Can you bear the thought of a 10 year legal battle among your family members when you die or become disabled?

How about the possibility that end of life decisions might be made not by you, and not even by your loved ones, but by a judge that you never met?

That’s what happened to Terri Schiavo. Terri collapsed at home in February 1990 when her heart stopped temporarily which cut off oxygen to her brain. She has been in a coma ever since. Doctors believe the incident occurred due to a potassium imbalance. She was only 26-years-old and had no children.

Her husband, Michael, became her legal guardian and sued doctors for misdiagnosing her condition.

In November 1992, a jury awarded $700,000 for her care and $300,000 for Michael’s damages. In July 1993, Terri’s parents, who were concerned about Michael’s motivation, filed an action to remove him as guardian. That case was dismissed.

However, it marked the beginning of an eleven year fight over control of Terri’s care. In May 1998, Michael filed his first request to remove Terri’s feeding tube. Her parents objected and fought to keep the tube in place. Finally, after five years of court appeals, the Florida 2nd District Court of Appeal in June 2003, found that all reasonable efforts had been made to treat Terri and that after over 10 years on a feeding tube without any official signs of brain functions, her recovery was not reasonably foreseeable.

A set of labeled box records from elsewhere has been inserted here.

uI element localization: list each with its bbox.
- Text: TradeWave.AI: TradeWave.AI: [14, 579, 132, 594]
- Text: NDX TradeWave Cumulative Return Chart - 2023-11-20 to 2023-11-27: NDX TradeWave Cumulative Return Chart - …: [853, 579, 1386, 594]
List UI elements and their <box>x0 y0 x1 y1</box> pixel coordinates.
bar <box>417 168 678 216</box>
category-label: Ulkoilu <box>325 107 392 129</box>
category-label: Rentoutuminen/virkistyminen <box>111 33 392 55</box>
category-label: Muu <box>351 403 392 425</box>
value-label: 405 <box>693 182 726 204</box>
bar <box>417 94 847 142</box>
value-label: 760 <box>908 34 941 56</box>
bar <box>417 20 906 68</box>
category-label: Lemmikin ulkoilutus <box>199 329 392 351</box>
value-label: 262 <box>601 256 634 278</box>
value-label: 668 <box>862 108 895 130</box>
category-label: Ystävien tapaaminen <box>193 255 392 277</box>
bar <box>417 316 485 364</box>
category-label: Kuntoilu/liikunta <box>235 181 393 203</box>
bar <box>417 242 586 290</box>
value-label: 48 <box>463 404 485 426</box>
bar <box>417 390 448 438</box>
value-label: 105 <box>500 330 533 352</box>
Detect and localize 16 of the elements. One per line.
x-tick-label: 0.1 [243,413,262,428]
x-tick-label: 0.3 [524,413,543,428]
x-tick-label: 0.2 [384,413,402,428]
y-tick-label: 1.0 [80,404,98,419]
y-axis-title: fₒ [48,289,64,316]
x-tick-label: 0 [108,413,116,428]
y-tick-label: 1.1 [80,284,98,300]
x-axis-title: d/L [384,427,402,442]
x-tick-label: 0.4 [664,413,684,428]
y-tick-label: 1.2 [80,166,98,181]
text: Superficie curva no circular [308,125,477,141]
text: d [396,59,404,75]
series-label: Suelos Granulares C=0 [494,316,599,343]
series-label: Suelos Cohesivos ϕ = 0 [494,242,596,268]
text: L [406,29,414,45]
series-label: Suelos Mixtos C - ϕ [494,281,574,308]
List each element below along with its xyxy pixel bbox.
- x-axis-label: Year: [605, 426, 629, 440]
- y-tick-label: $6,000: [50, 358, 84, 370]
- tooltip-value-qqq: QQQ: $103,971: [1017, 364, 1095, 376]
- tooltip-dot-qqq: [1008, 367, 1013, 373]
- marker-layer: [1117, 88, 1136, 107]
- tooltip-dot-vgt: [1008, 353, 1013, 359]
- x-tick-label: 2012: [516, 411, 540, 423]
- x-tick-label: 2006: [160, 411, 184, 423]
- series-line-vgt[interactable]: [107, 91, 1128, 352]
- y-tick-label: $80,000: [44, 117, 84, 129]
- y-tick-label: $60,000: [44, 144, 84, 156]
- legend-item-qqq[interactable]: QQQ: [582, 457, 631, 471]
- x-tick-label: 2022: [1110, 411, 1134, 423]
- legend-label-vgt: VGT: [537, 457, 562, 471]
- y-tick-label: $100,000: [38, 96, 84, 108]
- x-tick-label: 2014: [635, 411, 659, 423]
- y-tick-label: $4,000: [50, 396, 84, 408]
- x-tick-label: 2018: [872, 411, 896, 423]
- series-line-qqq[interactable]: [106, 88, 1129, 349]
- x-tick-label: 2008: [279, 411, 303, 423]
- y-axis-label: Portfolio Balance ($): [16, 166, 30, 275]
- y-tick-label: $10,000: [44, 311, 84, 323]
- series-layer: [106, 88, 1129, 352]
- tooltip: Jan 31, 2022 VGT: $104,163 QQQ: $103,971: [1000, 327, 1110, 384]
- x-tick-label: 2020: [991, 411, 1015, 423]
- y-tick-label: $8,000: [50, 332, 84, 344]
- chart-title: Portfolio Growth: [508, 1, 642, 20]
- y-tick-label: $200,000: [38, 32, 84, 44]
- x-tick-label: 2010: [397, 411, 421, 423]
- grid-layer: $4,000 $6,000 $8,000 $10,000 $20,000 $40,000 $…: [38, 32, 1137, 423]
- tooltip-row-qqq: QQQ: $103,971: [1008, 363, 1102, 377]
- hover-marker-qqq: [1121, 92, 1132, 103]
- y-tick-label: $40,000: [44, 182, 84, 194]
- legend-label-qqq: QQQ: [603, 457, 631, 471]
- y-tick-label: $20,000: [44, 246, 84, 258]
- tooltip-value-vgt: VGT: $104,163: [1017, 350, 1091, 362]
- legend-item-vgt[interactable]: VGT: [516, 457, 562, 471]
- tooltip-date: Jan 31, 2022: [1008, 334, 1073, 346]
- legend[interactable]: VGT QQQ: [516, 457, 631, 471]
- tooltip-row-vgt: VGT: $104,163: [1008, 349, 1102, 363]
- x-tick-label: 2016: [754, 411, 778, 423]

There were several additional appeals, including appeals to federal court. On October 15, 2003, doctors removed Terri’s feeding tube. On October 21, 2003, Governor Jeb Bush urged the Florida Senate and House to pass “Terri’s Law”, allowing him to intervene to force doctors to replace the feeding tube. Michael’s attorneys filed suit alleging Terri’s Law was unconstitutional. The trial judge ruled in his favor.

On September 23, 2004, the Florida Supreme Court agreed that the law was indeed unconstitutional and that the state government had improperly intruded on the power and sovereignty of the courts. The ultimate issue was whether Terri would have preferred to remain on life support treatments (a feeding tube) even if there was no medically recognized hope of recovery.

However, she never expressed her intentions in a living will. Many people like Terri have not done any estate planning because they don’t have much money, have all their assets jointly held either with a spouse and/or with the spouse designated as a beneficiary and/or don’t want to spend money on legal fees.

Unless you create a proper estate plan now, you run the risk that if something happens to you and/or your spouse, there will be a costly and bitter fight among your family members.

Not only end of life issues, such as living wills and health care proxies, but also issues surrounding the passing of wealth must be in writing.